Adanya kenyataan bahwa bulan Ramadhan adalah bulan
diturunkannya AlQuran lalu kita rajin dan bersemangat mempelajari AlQuran.
Jangan sampai hal ini terjadi pada diri kita. Mempelajari, memahami,
mengamalkan, mengajarkan AlQuran jangan selalu dihubung hubungkan atau jangan
pula selalu dikait kaitkan dengan bulan Ramadhan karena AlQuran adalah pedoman
dan petunjuk yang kita butuhkan setiap saat, setiap waktu sepanjang hayat masih
di kandung badan. Alangkah ruginya jika kita yang hanya rajin dan semangat
mempelajari AlQuran hanya di bulan Ramadhan, lalu di luar bulan Ramadhan hilang
arah dan tidak menentu mempelajari AlQuran, atau bahkan sama sekali lupa dengan
AlQuran. Seolah olah AlQuran itu hanya mulia di bulan Ramadhan saja, lalu di
luar bulan Ramadhan tidak! Inilah kesalahan yang sering terjadi di masyarakat
kita.
Ayo kita konsisten di dalam mempelajari, memahami,
mengamalkan isi dan kandungan AlQuran yang memang diperuntukkan untuk diri kita
dan juga untuk anak keturunan kita dengan mempelajarinya sepanjang waktu. Jika
bukan sekarang, kapan lagi. Ingat waktu tidak menunggu kita, namun waktu harus
kita manfaatkan sebaik mungkin, sebelum kita tidak memiliki waktu lagi di muka
bumi ini. Sekolah boleh saja tamat, namun belajar dan belajar harus terus kita
laksanakan karena belajar tidak ada tamatnya.
Sekarang
mari kita bayangkan jika kita melaksanakan puasa melalui pendekatan skenario
pertama yang menempatkan bulan Ramadhan sebagai bulan pelatihan lalu kita giat
mempelajari, memahami dan mengamalkan AlQuran hanya di bulan Ramadhan. Namun
pada saat pertandingan selama sebelas bulan kita abai dengan AlQuran sehingga
saat bertanding melawan ahwa (hawa nafsu) dan syaitan tanpa ada adanya buku
pedoman atau adanya buku petunjuk lalu bisakah kita memenangkan pertandingan?
Hal
yang samapun terjadi jika kita melaksanakan puasa melalui pendekatan skenario
kedua yang menempatkan bulan Ramadhan sebagai bulan pertandingan lalu kita giat
mempelajari, memahami lalu mengamalkan AlQuran. Namun pada saat bulan pelatihan
selama sebelas bulan kita abai dengan AlQuran sehingga latihan yang kita
lakukan untuk melawan ahwa (hawa nafsu) dan syaitan tanpa adanya buku petunjuk
atau pedoman lalu bisakah kita sukses latihan untuk menuju ke bulan
pertandingan? Berdasarkan kondisi ini maka kita harus mempelajari, memahami dan
mengamalkan serta mengajarkan AlQuran sepanjang tahun tanpa pernah berhenti
karena diri kitalah yang membutuhkan
petunjuk dan pedoman yang ada di dalam AlQuran sepanjang hayat masih di kandung
badan.
K. KONSEP
INPUT, PROSES DAN OUTPUT SEBAGAI RUMUS KEHIDUPAN.

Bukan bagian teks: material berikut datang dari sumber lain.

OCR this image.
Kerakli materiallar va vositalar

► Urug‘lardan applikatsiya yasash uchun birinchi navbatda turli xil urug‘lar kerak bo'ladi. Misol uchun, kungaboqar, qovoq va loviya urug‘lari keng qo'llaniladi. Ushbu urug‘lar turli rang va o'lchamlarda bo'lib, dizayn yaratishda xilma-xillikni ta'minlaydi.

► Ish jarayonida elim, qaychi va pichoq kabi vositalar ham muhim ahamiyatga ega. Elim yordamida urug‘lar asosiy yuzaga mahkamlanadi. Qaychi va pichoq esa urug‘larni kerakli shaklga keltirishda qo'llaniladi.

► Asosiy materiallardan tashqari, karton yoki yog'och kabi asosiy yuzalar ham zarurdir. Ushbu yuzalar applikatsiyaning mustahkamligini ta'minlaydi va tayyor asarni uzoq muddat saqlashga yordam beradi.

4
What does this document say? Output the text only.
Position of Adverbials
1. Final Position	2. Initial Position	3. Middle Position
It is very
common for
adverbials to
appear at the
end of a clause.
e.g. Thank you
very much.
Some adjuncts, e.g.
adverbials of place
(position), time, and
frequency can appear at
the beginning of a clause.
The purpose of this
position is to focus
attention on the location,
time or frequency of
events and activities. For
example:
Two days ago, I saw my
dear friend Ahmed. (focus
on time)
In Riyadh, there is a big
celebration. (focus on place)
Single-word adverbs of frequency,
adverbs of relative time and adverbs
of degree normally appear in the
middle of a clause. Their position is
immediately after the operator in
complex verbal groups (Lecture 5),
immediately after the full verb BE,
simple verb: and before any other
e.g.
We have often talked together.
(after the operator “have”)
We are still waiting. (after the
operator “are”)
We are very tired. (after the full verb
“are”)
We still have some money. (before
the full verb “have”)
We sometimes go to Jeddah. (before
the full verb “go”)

Konsep Input, Proses dan Output adalah rumus
kehidupan yang sesuai dengan kehendak Allah SWT sehingga rumus ini juga bisa
diterapkan dan sejalan saat diri kita melaksanakan perintah puasa yang telah
diperintahkan Allah SWT melalui surat Al Baqarah (2) ayat 183, 184, 185. Agar
kamu bertaqwa, agar kamu kembali fitrah, agar kamu sehat dan agar kamu
berysukur, itulah output atau hasil akhir dari perintah puasa di bulan Ramadhan
yang dikehendaki Allah SWT. Dan jika “taqwa,
fitrah, sehat dan bersyukur” kita nyatakan sebagai ouput berarti ia
tidak akan mungkin bisa dipisahkan dengan input dan juga proses pelaksanaan
ibadah puasa. Lalu apa yang dimaksud dengan input? Input dapat diartikan
sebagai kondisi dasar dari diri kita termasuk di dalamnya seberapa berkualitas
ilmu dan pemahaman diri kita tentang puasa serta seberapa berkualitasnya
keimanan dari diri kita selaku yang melaksanakan perintah.

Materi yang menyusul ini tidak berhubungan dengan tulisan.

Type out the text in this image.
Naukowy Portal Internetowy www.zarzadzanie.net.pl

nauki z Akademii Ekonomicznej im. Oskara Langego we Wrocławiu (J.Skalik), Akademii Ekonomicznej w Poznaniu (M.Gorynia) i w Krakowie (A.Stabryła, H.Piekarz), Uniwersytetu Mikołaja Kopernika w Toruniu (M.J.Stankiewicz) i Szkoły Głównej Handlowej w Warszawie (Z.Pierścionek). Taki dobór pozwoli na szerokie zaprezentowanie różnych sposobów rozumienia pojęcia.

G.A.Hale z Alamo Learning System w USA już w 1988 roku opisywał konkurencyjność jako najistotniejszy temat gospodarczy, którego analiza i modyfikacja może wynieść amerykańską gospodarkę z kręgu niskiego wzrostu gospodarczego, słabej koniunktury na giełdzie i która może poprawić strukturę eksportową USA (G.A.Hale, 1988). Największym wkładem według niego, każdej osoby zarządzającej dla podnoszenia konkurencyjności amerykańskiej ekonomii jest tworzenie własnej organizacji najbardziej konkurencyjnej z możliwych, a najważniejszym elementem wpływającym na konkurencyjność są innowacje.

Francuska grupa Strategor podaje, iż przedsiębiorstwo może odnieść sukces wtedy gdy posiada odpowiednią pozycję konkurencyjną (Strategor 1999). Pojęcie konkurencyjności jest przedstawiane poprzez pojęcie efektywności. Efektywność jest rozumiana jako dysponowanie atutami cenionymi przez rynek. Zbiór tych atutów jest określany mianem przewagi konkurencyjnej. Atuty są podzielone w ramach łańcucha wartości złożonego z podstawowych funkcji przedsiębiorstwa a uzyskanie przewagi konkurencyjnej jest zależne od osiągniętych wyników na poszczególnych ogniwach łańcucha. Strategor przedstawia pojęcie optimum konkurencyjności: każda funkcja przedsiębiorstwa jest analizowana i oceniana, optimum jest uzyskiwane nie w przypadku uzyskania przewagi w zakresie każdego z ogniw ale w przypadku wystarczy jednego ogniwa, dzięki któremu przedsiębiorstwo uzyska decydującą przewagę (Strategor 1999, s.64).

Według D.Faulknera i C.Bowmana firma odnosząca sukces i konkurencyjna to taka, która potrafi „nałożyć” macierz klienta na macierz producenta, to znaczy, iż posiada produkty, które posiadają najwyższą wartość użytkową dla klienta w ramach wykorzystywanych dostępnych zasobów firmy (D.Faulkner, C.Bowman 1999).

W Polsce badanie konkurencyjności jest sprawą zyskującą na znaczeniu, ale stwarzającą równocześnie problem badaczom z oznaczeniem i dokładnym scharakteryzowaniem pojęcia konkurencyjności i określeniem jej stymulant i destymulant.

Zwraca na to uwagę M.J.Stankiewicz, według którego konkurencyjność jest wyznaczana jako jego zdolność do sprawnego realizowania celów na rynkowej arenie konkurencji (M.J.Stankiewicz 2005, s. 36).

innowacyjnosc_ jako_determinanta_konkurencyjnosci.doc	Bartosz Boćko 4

Sedangkan proses adalah seberapa baik kita
melaksanakan syariat atau kaifiyat dari melaksanakan puasa, apakah sebatas
melaksanakan syariat tanpa hakekat, ataukah berusaha memperoleh dan merasakan
hakekat tanpa melanggar syariat. Lalu jangan pernah berkhayal memperoleh “taqwa, fitrah, sehat dan bersyukur”
jika input dan proses pelaksanaan puasa tidak kita laksanakan dengan baik dan
benar. Dan jika hasil dari ibadah puasa hanya lapar, haus dan menahan syahwat
semata, berarti puasa yang kita laksanakan tidak sesuai dengan konsep di atas
serta ada sesuatu yang salah di dalam input maupun prosesnya. Inilah sebuah
kepastian yang berasal dari rumus kehidupan yang berlaku di dunia ini.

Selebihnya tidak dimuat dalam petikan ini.